Continuing through August 10, 2019
In his archival print, “Coyote,” a polaroid of an open highway is taped atop a creased, weathered paper on which is typed the tale of artist Daniel Ramos’ father’s illegal passage from Mexico into the United States in 1971. Reproductions of such ephemera are combined with the artist’s photographs in a body of work that speaks to his coming of age as the son of immigrants. “The Land of Illustrious Men” is far from a chronological timeline of this family history. The trajectory of Ramos’ recollections feel more fluid, with the placement and juxtaposition of the works speaking as much to his themes as the content of the pieces themselves.
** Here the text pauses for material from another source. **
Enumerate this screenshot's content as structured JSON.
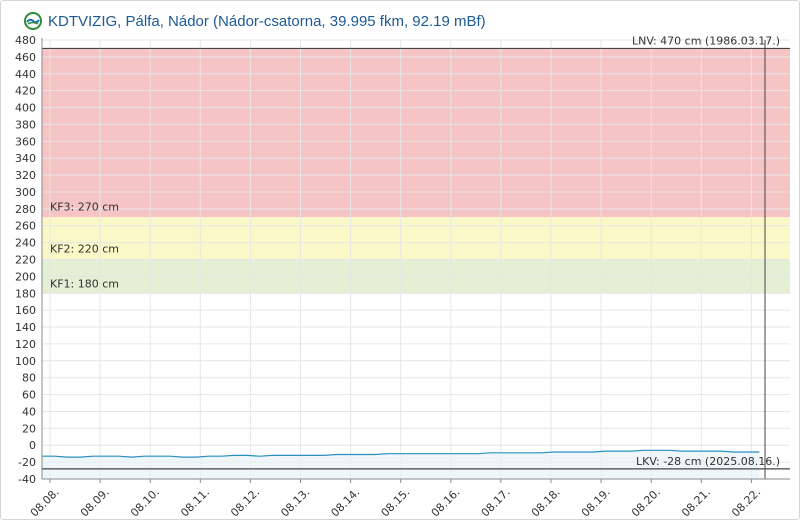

Side-by-side are a self-portrait in the elevator of “Sloan Valve,” where he and his father worked, and an image of Ramos’ Columbia College ID with text that explains his father’s disappointment at Ramos turning his back on a blue-collar life. A trio of images in succession depict a saint pinned to a tree at water’s edge; a nude baby in the arms of his mother; and a boy at rest, partially submerged in a pool of water. Placed as they are next to one another, the photographs converge into the suggestion of a baptism. The underlying themes shot through the show touch on transgression, obligation, identity and the admission into a way of life.
In “The Land Of Illustrious Men” we feel Ramos’ deep reverence for his parents, their journey and their fortitude. Equally as palpable is the deep-seated tension of familial expectation versus self-realization, the inevitable friction between what one wants for oneself and what one’s parents want for you. It’s all about honoring not only where one comes from, but where one wants to go.